A Hamilton councillor's bid to cap the number of payday loan outlets in the city cleared another hurdle Tuesday when it was unanimously approved by the city's planning committee.
Coun. Matthew Green proposed the legislation, which will allow only one lender to operate in each of the city's 15 wards, in an effort to limit "predatory" behaviour by payday loan companies. He says the businesses target low-income communities, whose members often turn to the businesses in desperation, but fall further into debt because of the high-interest rates and fees that come with the loans.
Green said it will become a law if it's ratified at a meeting in two weeks, giving council time to mull over an exemption to the proposed cap requested Tuesday by a councillor with the Flamboro Downs casino in her ward.
Despite the exemption request, Green said he thinks the cap "will pass unanimously, if not overwhelmingly unanimously."
Hamilton is one of the few cities in Ontario to consider such legislation, adding to its ongoing crusade against payday loan companies. It previously required them to be licensed, to educate the public on how their rates compare with traditional lenders and to share information on credit counselling with customers.

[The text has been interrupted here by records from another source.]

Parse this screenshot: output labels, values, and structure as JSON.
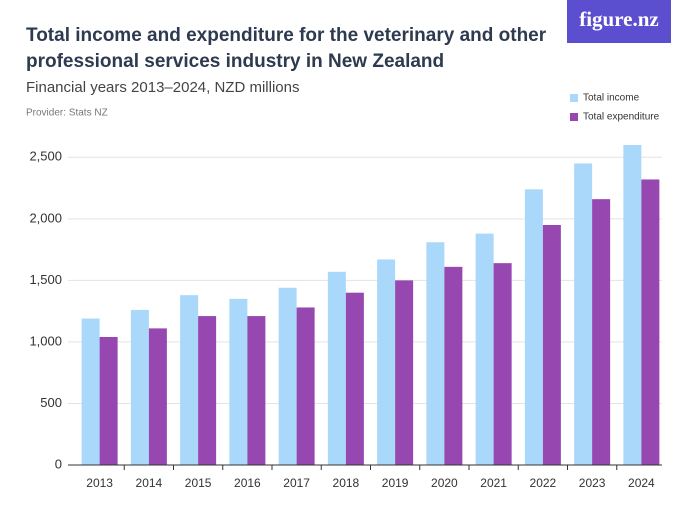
{
  "brand": "figure.nz",
  "chart_data": {
    "type": "bar",
    "title": [
      "Total income and expenditure for the veterinary and other",
      "professional services industry in New Zealand"
    ],
    "subtitle": "Financial years 2013–2024, NZD millions",
    "provider": "Provider: Stats NZ",
    "categories": [
      "2013",
      "2014",
      "2015",
      "2016",
      "2017",
      "2018",
      "2019",
      "2020",
      "2021",
      "2022",
      "2023",
      "2024"
    ],
    "series": [
      {
        "name": "Total income",
        "color": "#aad8fb",
        "values": [
          1190,
          1260,
          1380,
          1350,
          1440,
          1570,
          1670,
          1810,
          1880,
          2240,
          2450,
          2600
        ]
      },
      {
        "name": "Total expenditure",
        "color": "#9647b0",
        "values": [
          1040,
          1110,
          1210,
          1210,
          1280,
          1400,
          1500,
          1610,
          1640,
          1950,
          2160,
          2320
        ]
      }
    ],
    "ylim": [
      0,
      2600
    ],
    "yticks": [
      0,
      500,
      {
        "value": 1000,
        "label": "1,000"
      },
      {
        "value": 1500,
        "label": "1,500"
      },
      {
        "value": 2000,
        "label": "2,000"
      },
      {
        "value": 2500,
        "label": "2,500"
      }
    ],
    "grid": true,
    "legend": "top-right"
  }
}
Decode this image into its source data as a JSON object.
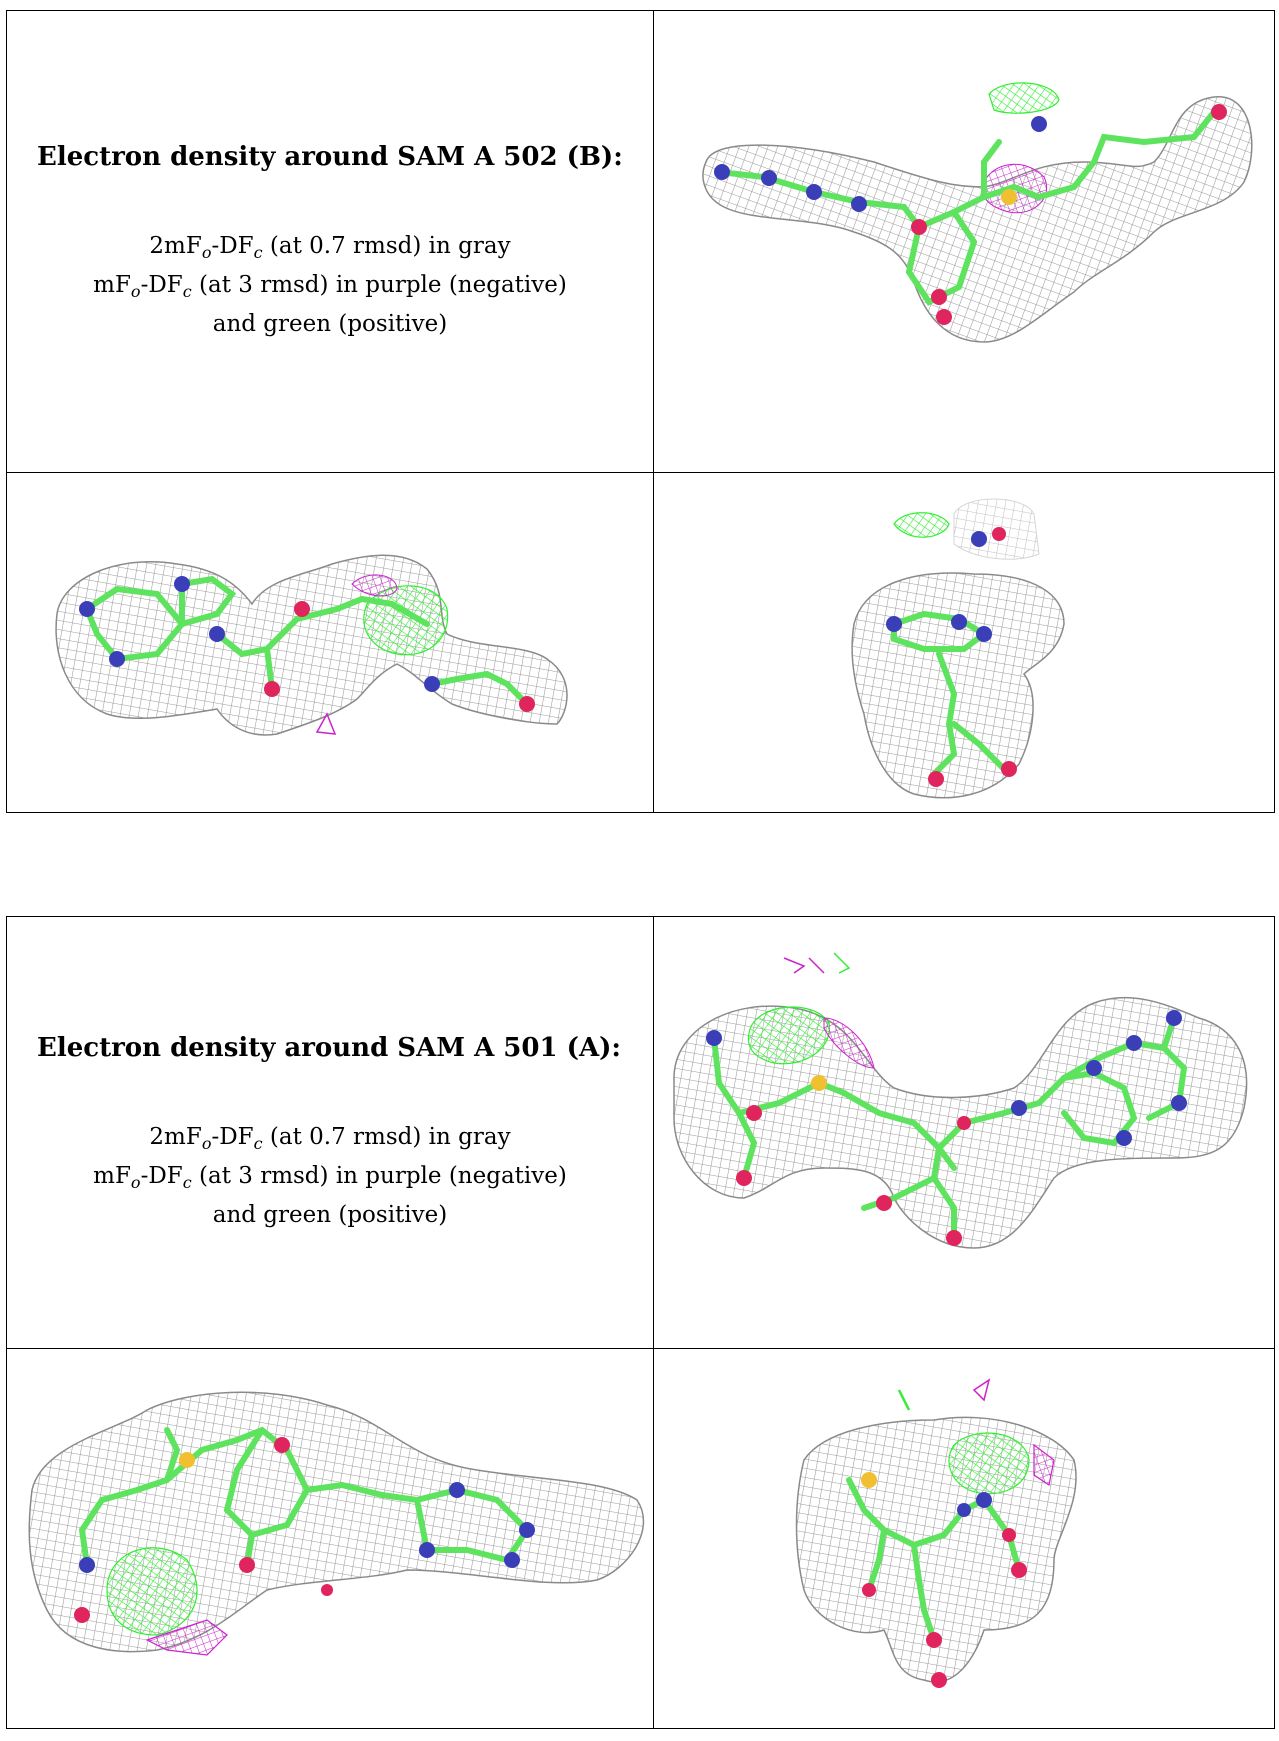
{
  "sections": [
    {
      "title": "Electron density around SAM A 502 (B):",
      "legend": [
        {
          "pre": "2mF",
          "sub1": "o",
          "mid": "-DF",
          "sub2": "c",
          "post": " (at 0.7 rmsd) in gray"
        },
        {
          "pre": "mF",
          "sub1": "o",
          "mid": "-DF",
          "sub2": "c",
          "post": " (at 3 rmsd) in purple (negative)"
        },
        {
          "pre": "and green (positive)",
          "sub1": "",
          "mid": "",
          "sub2": "",
          "post": ""
        }
      ]
    },
    {
      "title": "Electron density around SAM A 501 (A):",
      "legend": [
        {
          "pre": "2mF",
          "sub1": "o",
          "mid": "-DF",
          "sub2": "c",
          "post": " (at 0.7 rmsd) in gray"
        },
        {
          "pre": "mF",
          "sub1": "o",
          "mid": "-DF",
          "sub2": "c",
          "post": " (at 3 rmsd) in purple (negative)"
        },
        {
          "pre": "and green (positive)",
          "sub1": "",
          "mid": "",
          "sub2": "",
          "post": ""
        }
      ]
    }
  ],
  "colors": {
    "mesh_gray": "#9a9a9a",
    "bond_green": "#5ee35e",
    "nitrogen_blue": "#3a3fb8",
    "oxygen_red": "#e0245e",
    "sulfur_yellow": "#f0c030",
    "negative_purple": "#cc22cc",
    "positive_green": "#33ee33"
  }
}
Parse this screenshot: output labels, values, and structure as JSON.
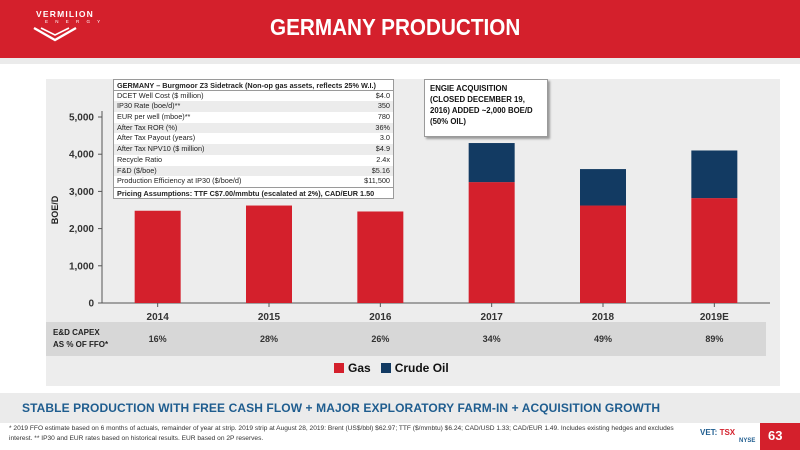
{
  "brand": {
    "name": "VERMILION",
    "sub": "E N E R G Y"
  },
  "title": "GERMANY PRODUCTION",
  "colors": {
    "header": "#d4202c",
    "gas": "#d4202c",
    "crude_oil": "#123a62",
    "banner_text": "#1f5d8f"
  },
  "info_table": {
    "title": "GERMANY – Burgmoor Z3 Sidetrack  (Non-op gas assets, reflects 25% W.I.)",
    "rows": [
      {
        "label": "DCET Well Cost ($ million)",
        "value": "$4.0"
      },
      {
        "label": "IP30 Rate (boe/d)**",
        "value": "350"
      },
      {
        "label": "EUR per well (mboe)**",
        "value": "780"
      },
      {
        "label": "After Tax ROR (%)",
        "value": "36%"
      },
      {
        "label": "After Tax Payout (years)",
        "value": "3.0"
      },
      {
        "label": "After Tax NPV10 ($ million)",
        "value": "$4.9"
      },
      {
        "label": "Recycle Ratio",
        "value": "2.4x"
      },
      {
        "label": "F&D ($/boe)",
        "value": "$5.16"
      },
      {
        "label": "Production Efficiency at IP30 ($/boe/d)",
        "value": "$11,500"
      }
    ],
    "footer": "Pricing Assumptions: TTF C$7.00/mmbtu (escalated at 2%), CAD/EUR 1.50"
  },
  "callout": {
    "text": "ENGIE ACQUISITION (CLOSED DECEMBER 19, 2016) ADDED ~2,000 BOE/D (50% OIL)"
  },
  "capex": {
    "label": "E&D CAPEX\nAS % OF FFO*",
    "values": [
      "16%",
      "28%",
      "26%",
      "34%",
      "49%",
      "89%"
    ]
  },
  "chart_data": {
    "type": "bar",
    "stacked": true,
    "categories": [
      "2014",
      "2015",
      "2016",
      "2017",
      "2018",
      "2019E"
    ],
    "series": [
      {
        "name": "Gas",
        "values": [
          2480,
          2620,
          2460,
          3250,
          2620,
          2820
        ]
      },
      {
        "name": "Crude Oil",
        "values": [
          0,
          0,
          0,
          1050,
          980,
          1280
        ]
      }
    ],
    "ylabel": "BOE/D",
    "xlabel": "",
    "ylim": [
      0,
      5000
    ],
    "yticks": [
      "0",
      "1,000",
      "2,000",
      "3,000",
      "4,000",
      "5,000"
    ],
    "legend_position": "bottom",
    "grid": false
  },
  "legend": [
    {
      "label": "Gas",
      "color": "#d4202c"
    },
    {
      "label": "Crude Oil",
      "color": "#123a62"
    }
  ],
  "banner": "STABLE PRODUCTION WITH FREE CASH FLOW + MAJOR EXPLORATORY FARM-IN + ACQUISITION GROWTH",
  "footnote": "* 2019 FFO estimate based on 6 months of actuals, remainder of year at strip. 2019 strip at August 28, 2019: Brent (US$/bbl) $62.97; TTF ($/mmbtu) $6.24; CAD/USD 1.33; CAD/EUR 1.49. Includes existing hedges and excludes interest.  ** IP30 and EUR rates based on historical results. EUR based on 2P reserves.",
  "ticker": {
    "vet": "VET:",
    "tsx": " TSX",
    "nyse": "NYSE"
  },
  "page_number": "63"
}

Green's attack on the lenders came after he discovered that loans of $300 were costing up to $1,600 because of fees and annualized interest rates he found to be about 546 per cent.
"This is no way for people living in poverty to try to get by," he said. "The targeting of our inner city neighbourhoods was a bit pernicious...we had more payday loans in some kilometres than Tim Hortons."
He believes payday loans companies should be abolished, but settled for fighting for the per-ward cap because the provincial and federal governments have allowed the process to continue and he lacks the power to overturn them.
The Ontario government decreased the cost of a payday loan from $21 to $18 per $100 in 2017 and dropped it down again to $15 this year.
The Canadian Consumer Finance Association, formerly the Canadian Payday Loan Association, argued that it provides a bridge for borrowers who are rejected by banks and would otherwise have to turn to illegal lenders.
Tony Irwin, CEO of the Canadian Consumer Finance Association, was puzzled as to why Hamilton has considered such legislation when he's been noticing the payday loan industry shrinking for years.
"It is a very difficult industry to operate in and there is lots of competition," Irwin said. "As locations find it more difficult to operate, some will face a difficult decision to close."
The policy that councillors will vote on won't immediately decrease the city's number of payday loan businesses to 15 to match its number of wards because it will grandfather in existing companies, but will prevent new ones from opening, said Tom Cooper, the director of the Hamilton Roundtable for Poverty Reduction.
He's noticed a "community crisis" has spawned from the 40 payday loan outlets he's counted in Hamilton, which are mostly "clustered together" in the city's downtown core.
Cooper said the proximity creates a "predatory" scenario because "we often see people who owe money go to one payday loan outlet and then go to a second to pay the first and then a few doors down again (to another) to pay the second one."